The cloud is global, the law is local. I’ve been pointing this out a number of times. So, I was very curious when discovering that the CNIL (Commission Nationale de l’Informatique et des Libertés), the French Data Protection Authority, made some recommendations to enterprises wanting to subscribe to cloud computing services. As the CNIL works in close relationship with the EU, it is really interesting to see what they recommend and see how it aligns with the Data Protection Directive 95/46/EC, and the draft Data Protection Regulation. These recommendations should be looked at seriously by CIOs, even if they don’t do any business in Europe as they contain sound proposals for improved protection of data.
In a document dated June 25th and titled « Recommandations pour les entreprises qui envisagent de souscrire à des services de Cloud computing », not yet translated in English to my knowledge, the CNIL highlights 5 key recommendations:
1. Clearly identify the data and processes that will move to the (service provider) cloud, highlighting four data categories:
a. Personal information
b. Sensitive information
c. Information strategic for the enterprise
d. Information used in the business applications
2. Define your own requirements for technical and legal security:
a. Legal constraints (data location, security and confidentiality guarantees, compliance with regulations for specific types of data etc.)

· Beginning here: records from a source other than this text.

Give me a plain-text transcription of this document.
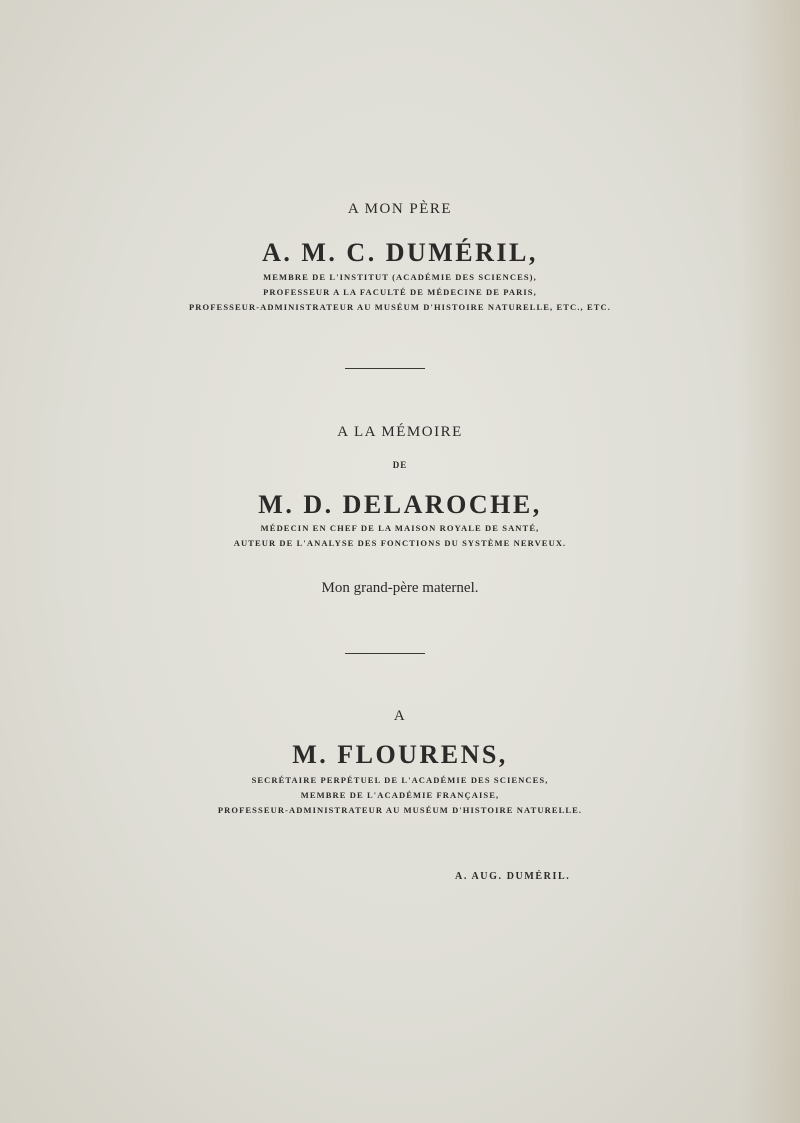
A MON PÈRE
A. M. C. DUMÉRIL,
MEMBRE DE L'INSTITUT (ACADÉMIE DES SCIENCES),
PROFESSEUR A LA FACULTÉ DE MÉDECINE DE PARIS,
PROFESSEUR-ADMINISTRATEUR AU MUSÉUM D'HISTOIRE NATURELLE, ETC., ETC.
A LA MÉMOIRE
DE
M. D. DELAROCHE,
MÉDECIN EN CHEF DE LA MAISON ROYALE DE SANTÉ,
AUTEUR DE L'ANALYSE DES FONCTIONS DU SYSTÈME NERVEUX.
Mon grand-père maternel.
A
M. FLOURENS,
SECRÉTAIRE PERPÉTUEL DE L'ACADÉMIE DES SCIENCES,
MEMBRE DE L'ACADÉMIE FRANÇAISE,
PROFESSEUR-ADMINISTRATEUR AU MUSÉUM D'HISTOIRE NATURELLE.
A. AUG. DUMÉRIL.
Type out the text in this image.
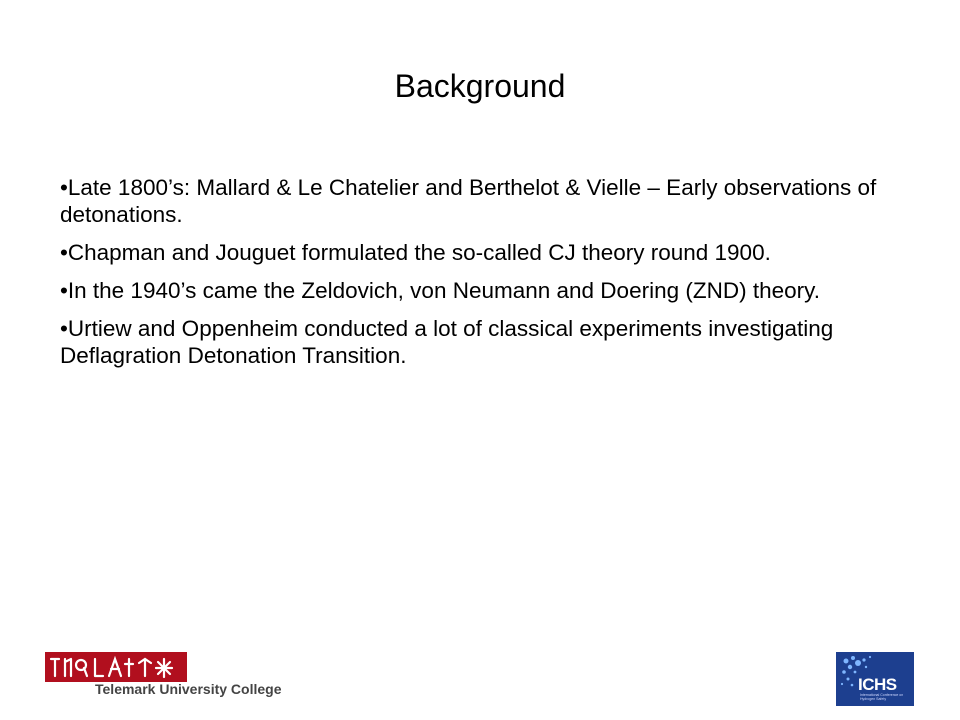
Background
•Late 1800’s: Mallard & Le Chatelier and Berthelot & Vielle – Early observations of detonations.
•Chapman and Jouguet formulated the so-called CJ theory round 1900.
•In the 1940’s came the Zeldovich, von Neumann and Doering (ZND) theory.
•Urtiew and Oppenheim conducted a lot of classical experiments investigating Deflagration Detonation Transition.
Telemark University College	ICHS
International Conference on Hydrogen Safety
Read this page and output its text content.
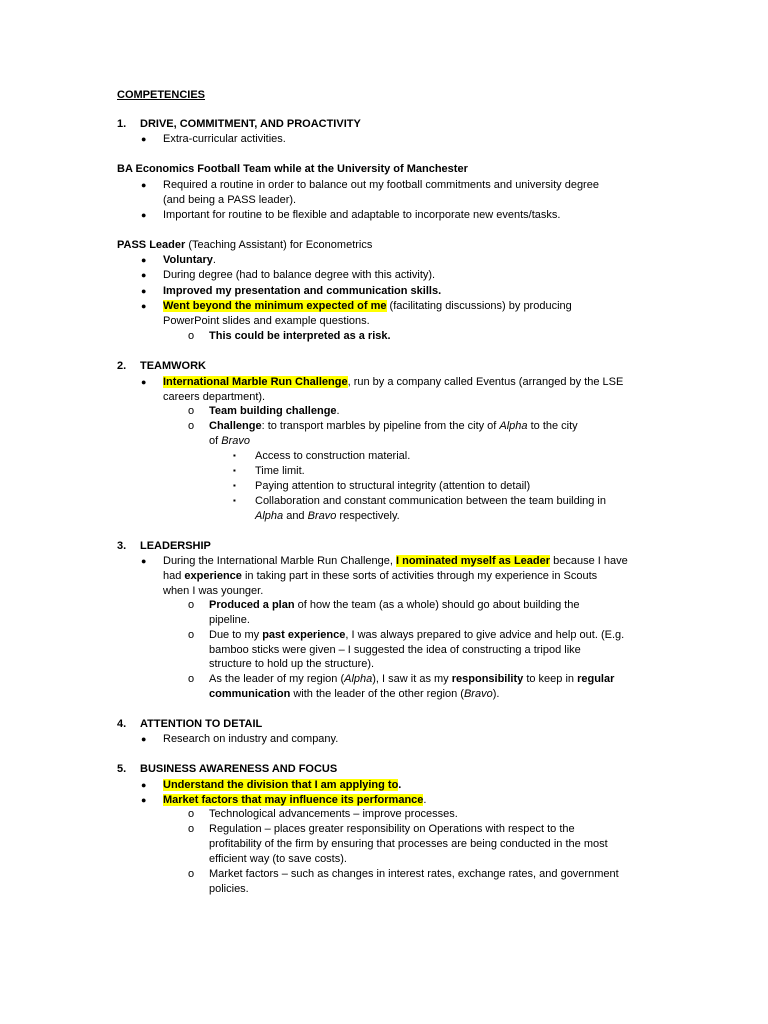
COMPETENCIES
1. DRIVE, COMMITMENT, AND PROACTIVITY
● Extra-curricular activities.
BA Economics Football Team while at the University of Manchester
● Required a routine in order to balance out my football commitments and university degree
(and being a PASS leader).
● Important for routine to be flexible and adaptable to incorporate new events/tasks.
PASS Leader (Teaching Assistant) for Econometrics
● Voluntary.
● During degree (had to balance degree with this activity).
● Improved my presentation and communication skills.
● Went beyond the minimum expected of me (facilitating discussions) by producing
PowerPoint slides and example questions.
o This could be interpreted as a risk.
2. TEAMWORK
● International Marble Run Challenge, run by a company called Eventus (arranged by the LSE
careers department).
o Team building challenge.
o Challenge: to transport marbles by pipeline from the city of Alpha to the city
of Bravo
▪ Access to construction material.
▪ Time limit.
▪ Paying attention to structural integrity (attention to detail)
▪ Collaboration and constant communication between the team building in
Alpha and Bravo respectively.
3. LEADERSHIP
● During the International Marble Run Challenge, I nominated myself as Leader because I have
had experience in taking part in these sorts of activities through my experience in Scouts
when I was younger.
o Produced a plan of how the team (as a whole) should go about building the
pipeline.
o Due to my past experience, I was always prepared to give advice and help out. (E.g.
bamboo sticks were given – I suggested the idea of constructing a tripod like
structure to hold up the structure).
o As the leader of my region (Alpha), I saw it as my responsibility to keep in regular
communication with the leader of the other region (Bravo).
4. ATTENTION TO DETAIL
● Research on industry and company.
5. BUSINESS AWARENESS AND FOCUS
● Understand the division that I am applying to.
● Market factors that may influence its performance.
o Technological advancements – improve processes.
o Regulation – places greater responsibility on Operations with respect to the
profitability of the firm by ensuring that processes are being conducted in the most
efficient way (to save costs).
o Market factors – such as changes in interest rates, exchange rates, and government
policies.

b. Practical constraints (availability, reversibility/portability, etc.)
c. Technical constraints (interoperability with existing systems, etc.

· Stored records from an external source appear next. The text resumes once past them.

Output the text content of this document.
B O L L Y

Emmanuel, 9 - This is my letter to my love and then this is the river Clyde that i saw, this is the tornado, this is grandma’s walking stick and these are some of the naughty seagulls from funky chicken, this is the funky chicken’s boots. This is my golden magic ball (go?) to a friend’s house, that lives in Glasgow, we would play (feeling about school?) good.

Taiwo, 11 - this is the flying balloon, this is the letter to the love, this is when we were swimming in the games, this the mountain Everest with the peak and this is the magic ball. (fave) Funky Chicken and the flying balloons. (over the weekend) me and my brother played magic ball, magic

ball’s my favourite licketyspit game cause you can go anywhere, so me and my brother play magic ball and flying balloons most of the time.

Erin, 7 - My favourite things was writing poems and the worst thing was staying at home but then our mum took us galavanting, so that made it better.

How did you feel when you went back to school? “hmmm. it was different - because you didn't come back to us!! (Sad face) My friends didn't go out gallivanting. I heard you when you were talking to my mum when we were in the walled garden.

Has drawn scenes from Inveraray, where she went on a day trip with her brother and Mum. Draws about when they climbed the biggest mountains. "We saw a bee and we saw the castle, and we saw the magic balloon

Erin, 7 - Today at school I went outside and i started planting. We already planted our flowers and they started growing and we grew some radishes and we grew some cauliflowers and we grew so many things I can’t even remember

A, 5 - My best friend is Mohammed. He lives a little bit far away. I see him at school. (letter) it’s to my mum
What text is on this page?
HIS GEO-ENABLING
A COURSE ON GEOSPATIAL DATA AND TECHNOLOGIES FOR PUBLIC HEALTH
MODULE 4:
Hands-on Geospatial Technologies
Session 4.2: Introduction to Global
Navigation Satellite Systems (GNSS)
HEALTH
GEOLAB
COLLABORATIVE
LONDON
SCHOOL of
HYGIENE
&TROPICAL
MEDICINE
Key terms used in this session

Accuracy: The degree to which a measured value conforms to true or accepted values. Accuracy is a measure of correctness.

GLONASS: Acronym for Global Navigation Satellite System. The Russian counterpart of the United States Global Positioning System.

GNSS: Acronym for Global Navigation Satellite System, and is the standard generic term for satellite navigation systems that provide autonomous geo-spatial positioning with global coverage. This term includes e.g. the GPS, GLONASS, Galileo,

3. Perform a risk analysis to identify the critical security measures required by the enterprise. Key risks include:
a. Loss of governance of the processing
b. Technical dependencies on the cloud service provider, i.e. the lack of possibility to choose another vendor or an internal alternative without losing data
c. Breach in data isolation, i.e. the risk that data can be altered or made inaccessible by an unauthorized third party, as a result of a failure by the service provider or a bad management of the hypervisor
d. Judiciary requisition, amongst others by foreign authorities
e. Failure in the cloud service supply chain
f. Ineffective or unsecure destruction of data, or too long data retention
g. Access right management problems due to lack of supplier means
h. Unavailability of the service or the service access (network)
i. Service closure or acquisition of the service provider by a third company
j Non-compliance, in particular in case of international transfers
4. Identify which type of cloud is pertinent for the planned service
5. Choose a service provider delivering sufficient guarantees
a. Assess the juridical qualification of the provider
b. Evaluate the level of security put in place for the treated data
This is quite an exhaustive list. The document goes on and highlights the elements that have to be found in any contract with a service provider. The CNIL complements all this with two internal recommendations:
- Review the internal security policies
- Monitor the evolutions over time (continuous improvement)

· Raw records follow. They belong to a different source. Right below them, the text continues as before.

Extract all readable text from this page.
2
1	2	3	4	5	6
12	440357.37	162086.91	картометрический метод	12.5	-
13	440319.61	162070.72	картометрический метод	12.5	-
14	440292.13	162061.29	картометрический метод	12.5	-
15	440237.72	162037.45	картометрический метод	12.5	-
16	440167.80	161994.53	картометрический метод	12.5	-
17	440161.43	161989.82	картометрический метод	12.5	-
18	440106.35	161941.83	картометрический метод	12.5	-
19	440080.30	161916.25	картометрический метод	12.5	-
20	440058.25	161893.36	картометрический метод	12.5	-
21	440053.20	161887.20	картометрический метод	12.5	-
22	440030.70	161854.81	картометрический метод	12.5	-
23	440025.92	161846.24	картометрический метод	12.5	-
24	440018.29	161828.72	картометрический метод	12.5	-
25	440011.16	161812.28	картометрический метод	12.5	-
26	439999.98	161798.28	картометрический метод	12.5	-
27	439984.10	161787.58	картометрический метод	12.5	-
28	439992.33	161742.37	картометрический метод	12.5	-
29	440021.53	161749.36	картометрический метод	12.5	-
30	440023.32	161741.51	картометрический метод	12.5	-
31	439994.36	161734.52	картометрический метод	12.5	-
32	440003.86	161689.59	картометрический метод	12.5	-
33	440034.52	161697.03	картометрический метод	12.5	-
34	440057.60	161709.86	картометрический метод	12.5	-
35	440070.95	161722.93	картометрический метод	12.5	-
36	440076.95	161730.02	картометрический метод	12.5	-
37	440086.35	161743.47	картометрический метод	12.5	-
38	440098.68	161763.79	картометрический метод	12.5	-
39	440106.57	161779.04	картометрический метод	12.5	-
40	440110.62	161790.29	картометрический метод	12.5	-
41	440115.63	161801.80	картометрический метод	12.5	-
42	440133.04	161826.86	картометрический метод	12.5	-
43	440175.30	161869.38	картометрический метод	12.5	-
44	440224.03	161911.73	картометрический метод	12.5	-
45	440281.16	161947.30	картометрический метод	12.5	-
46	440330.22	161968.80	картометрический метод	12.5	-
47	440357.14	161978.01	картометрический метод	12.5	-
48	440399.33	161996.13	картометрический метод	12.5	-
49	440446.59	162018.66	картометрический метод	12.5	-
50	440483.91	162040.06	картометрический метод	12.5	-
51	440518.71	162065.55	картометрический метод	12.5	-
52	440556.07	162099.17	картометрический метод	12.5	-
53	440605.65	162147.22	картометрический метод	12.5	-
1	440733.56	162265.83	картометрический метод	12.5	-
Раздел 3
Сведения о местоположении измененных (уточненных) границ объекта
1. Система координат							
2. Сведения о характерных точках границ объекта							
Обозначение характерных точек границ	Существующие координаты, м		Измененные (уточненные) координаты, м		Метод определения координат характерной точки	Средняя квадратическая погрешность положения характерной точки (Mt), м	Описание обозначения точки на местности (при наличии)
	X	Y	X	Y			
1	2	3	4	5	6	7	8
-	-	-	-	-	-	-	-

And finally the document includes a sample contract proposal.
Such comprehensive document, even if not yet translated in English, was doomed to initiate reactions. I’d like to highlight some that address key points in the report.
Controller versus Processor issues
The HLdataprotection blog focuses on the legal role of the cloud service provider and points out that a cloud provider will generally be considered the data processor, but that the provider will become joint controller with the customer if the cloud customer lacks any real autonomy in the negotiation of the contract and in defining how the data are processed.
A Data Processor is a person who processes data on behalf of the data controller. He is as such not subject to data protection legislation (such as the UK Data Protection Act), because he only acts on behalf of the data controller. A person is only a data controller if, alone or with others, they “determine the purposes for which and the manner in which any personal data are processed”. In essence, this means that the data controller is the person who decides how and why personal data is processed. However, we take the view that having some discretion about the smaller details of implementing data processing (ie the manner of processing) does not make a person a data controller.
What is interesting in the document from CNIL is that if the customer is not able to give instructions to the cloud provider and must accept the cloud provider’s proposal “as is”, the cloud provider is considered as joint controller, jointly liable with his customer for compliance to (French) data privacy laws. Providers of private clouds are generally deemed processors; providers of public SaaS or PaaS cloud services will often be deemed joint controllers.
CNIL goes on and recommends splitting responsibility in following way:
Duty to inform data subject
Confidentiality and security obligation
Data subject's right of access
Where cloud provider is joint controller:
Joint customer and cloud provider responsibility
Customer responsible with assistance of cloud provider
This clear analysis raises an important point. As most public cloud service providers require their customers to agree on their terms and conditions, they should be considered joint data controller. But as many are global companies, which jurisdiction is applicable? I fully subscribe to CNIL’s recommendation. They bring transparency with them and that is something we miss in the public cloud in particular. However, we also need more consistency in the legislations across the different geographies. Remember how I started this blog entry, cloud is global and the law is local. How can we build more consistency across the world?
The CNIL focused mainly on data as data is persistent. The recommendations as well as the new EU data protection laws that are coming will fundamentally affect every company doing business in Europe, so it’s probably worth a little longer discussion. But that’s for an next blog entry.